Title: Investigating Downstream Impacts of Urban Renewal on Housing: What Cycles of Change do Transportation-Adjacent Communities experience?

Urban renewal has marred cities and decimated communities, especially neighborhoods with people of color. Due to limited historical longitudinal data, scholars have relied on archives and community-generated evidence, providing a sturdy foundation for further work. However, recent innovations in land use and property transaction data have made it possible to evaluate theorized impacts of urban renewal against actual market behavior. Given the detrimental effects of urban renewal and past transportation decisions, we ask: how did places that were historically marginalized change over time, and how have repeated cycles of transportation investments impacted them?

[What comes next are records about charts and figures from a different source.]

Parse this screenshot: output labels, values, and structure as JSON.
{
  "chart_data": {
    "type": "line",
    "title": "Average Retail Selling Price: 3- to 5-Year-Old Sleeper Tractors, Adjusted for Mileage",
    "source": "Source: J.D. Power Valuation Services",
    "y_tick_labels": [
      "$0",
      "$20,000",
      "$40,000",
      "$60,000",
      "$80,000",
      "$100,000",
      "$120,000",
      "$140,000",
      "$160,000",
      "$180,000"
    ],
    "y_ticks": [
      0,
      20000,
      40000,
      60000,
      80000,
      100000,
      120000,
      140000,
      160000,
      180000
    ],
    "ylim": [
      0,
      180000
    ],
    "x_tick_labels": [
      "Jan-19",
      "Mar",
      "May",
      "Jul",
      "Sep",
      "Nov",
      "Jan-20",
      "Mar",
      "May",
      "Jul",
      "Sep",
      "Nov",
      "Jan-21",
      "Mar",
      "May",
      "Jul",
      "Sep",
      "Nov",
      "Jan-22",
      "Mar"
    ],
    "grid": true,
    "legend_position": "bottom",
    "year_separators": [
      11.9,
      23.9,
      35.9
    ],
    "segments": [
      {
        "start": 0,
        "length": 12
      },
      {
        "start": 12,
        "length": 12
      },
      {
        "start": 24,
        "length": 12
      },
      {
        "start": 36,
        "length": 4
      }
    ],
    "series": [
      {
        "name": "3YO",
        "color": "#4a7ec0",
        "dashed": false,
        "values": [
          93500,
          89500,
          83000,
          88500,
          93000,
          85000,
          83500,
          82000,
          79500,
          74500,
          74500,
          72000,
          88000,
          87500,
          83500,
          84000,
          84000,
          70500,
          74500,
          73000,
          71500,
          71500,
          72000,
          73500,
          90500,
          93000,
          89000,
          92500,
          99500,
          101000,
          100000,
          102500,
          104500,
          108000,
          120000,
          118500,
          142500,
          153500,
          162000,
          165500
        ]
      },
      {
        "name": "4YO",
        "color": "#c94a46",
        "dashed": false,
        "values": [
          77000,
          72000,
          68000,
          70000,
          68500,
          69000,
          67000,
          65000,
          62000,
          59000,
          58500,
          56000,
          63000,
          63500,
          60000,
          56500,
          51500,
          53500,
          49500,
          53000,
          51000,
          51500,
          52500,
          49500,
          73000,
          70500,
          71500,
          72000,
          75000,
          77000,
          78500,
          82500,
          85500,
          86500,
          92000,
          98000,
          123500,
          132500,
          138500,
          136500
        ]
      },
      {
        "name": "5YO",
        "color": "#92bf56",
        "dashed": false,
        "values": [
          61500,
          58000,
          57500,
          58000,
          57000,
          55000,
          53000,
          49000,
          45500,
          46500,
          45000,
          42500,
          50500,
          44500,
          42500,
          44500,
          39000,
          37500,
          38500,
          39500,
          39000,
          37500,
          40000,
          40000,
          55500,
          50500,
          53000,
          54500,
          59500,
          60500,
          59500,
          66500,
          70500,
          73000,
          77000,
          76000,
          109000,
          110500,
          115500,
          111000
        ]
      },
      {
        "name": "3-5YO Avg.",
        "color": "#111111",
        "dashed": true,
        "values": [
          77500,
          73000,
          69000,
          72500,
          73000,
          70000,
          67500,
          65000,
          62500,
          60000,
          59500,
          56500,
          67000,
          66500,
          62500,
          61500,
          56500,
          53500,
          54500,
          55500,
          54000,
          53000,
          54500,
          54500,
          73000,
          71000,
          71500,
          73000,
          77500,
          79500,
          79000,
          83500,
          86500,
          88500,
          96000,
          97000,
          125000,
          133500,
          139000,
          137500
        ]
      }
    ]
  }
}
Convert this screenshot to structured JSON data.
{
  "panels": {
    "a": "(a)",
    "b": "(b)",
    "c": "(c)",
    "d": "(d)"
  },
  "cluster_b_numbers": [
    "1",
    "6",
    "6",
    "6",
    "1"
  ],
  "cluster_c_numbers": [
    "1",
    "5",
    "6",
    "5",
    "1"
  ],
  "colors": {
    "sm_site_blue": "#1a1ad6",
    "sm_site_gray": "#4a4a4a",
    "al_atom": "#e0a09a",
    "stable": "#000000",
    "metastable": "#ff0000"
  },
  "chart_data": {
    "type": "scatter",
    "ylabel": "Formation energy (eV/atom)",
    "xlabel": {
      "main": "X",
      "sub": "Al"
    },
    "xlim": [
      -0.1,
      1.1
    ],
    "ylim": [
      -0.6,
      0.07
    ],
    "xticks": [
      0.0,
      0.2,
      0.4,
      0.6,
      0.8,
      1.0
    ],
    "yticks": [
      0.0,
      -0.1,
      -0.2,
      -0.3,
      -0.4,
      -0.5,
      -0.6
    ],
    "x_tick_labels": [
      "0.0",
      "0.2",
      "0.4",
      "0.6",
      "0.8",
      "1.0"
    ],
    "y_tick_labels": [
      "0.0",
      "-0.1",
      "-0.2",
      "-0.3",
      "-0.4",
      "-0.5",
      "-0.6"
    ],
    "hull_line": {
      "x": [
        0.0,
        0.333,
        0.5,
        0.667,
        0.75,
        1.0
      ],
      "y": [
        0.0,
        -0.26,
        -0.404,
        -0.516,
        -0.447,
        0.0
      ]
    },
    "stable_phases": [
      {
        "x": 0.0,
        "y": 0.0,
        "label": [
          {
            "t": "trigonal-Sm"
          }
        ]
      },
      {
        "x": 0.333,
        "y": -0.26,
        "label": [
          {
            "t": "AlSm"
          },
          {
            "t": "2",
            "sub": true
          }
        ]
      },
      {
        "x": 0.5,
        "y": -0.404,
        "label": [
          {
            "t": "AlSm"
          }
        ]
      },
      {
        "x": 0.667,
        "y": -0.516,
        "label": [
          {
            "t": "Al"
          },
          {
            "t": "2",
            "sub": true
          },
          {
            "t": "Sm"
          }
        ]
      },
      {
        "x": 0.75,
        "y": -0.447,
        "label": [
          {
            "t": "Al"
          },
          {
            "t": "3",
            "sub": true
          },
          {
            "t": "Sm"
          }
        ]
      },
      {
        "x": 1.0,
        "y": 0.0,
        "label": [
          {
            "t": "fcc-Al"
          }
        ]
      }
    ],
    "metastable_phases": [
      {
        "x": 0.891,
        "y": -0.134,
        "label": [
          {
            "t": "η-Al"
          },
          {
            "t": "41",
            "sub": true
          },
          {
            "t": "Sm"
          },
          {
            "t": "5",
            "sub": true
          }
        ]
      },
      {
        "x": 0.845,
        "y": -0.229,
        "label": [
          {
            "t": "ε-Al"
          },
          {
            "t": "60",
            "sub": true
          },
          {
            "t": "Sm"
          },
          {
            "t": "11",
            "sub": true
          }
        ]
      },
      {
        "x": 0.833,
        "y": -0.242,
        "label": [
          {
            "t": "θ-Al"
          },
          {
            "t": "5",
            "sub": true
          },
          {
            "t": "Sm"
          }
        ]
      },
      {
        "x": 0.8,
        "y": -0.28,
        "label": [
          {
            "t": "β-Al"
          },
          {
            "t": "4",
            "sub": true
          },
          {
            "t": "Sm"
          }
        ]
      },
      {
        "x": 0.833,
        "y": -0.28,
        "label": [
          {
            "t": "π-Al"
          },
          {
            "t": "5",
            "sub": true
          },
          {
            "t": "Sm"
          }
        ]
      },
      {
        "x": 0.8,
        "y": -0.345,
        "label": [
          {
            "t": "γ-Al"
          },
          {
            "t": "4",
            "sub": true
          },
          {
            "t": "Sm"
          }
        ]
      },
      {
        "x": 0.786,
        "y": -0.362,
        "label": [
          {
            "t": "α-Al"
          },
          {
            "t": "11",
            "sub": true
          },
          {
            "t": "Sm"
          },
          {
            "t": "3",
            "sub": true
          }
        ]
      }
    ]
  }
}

We focus on Denver since it provides an important case study to examine these questions, given Denver’s troubling history of urban renewal and consequent investments in transportation throughout the Region. Combining land use, census, and actual property transaction datasets, we will examine how properties in formerly redlined areas were further impacted due to transportation investments. The findings from this research will enable a nuanced discussion of social justice-oriented policies at the local and regional levels, where links between the supply of affordable housing and accessible locations need to be established. Thus, we propose to lay the empirical groundwork for igniting evolution in policymaking to enrich Denver through just housing and transportation investments.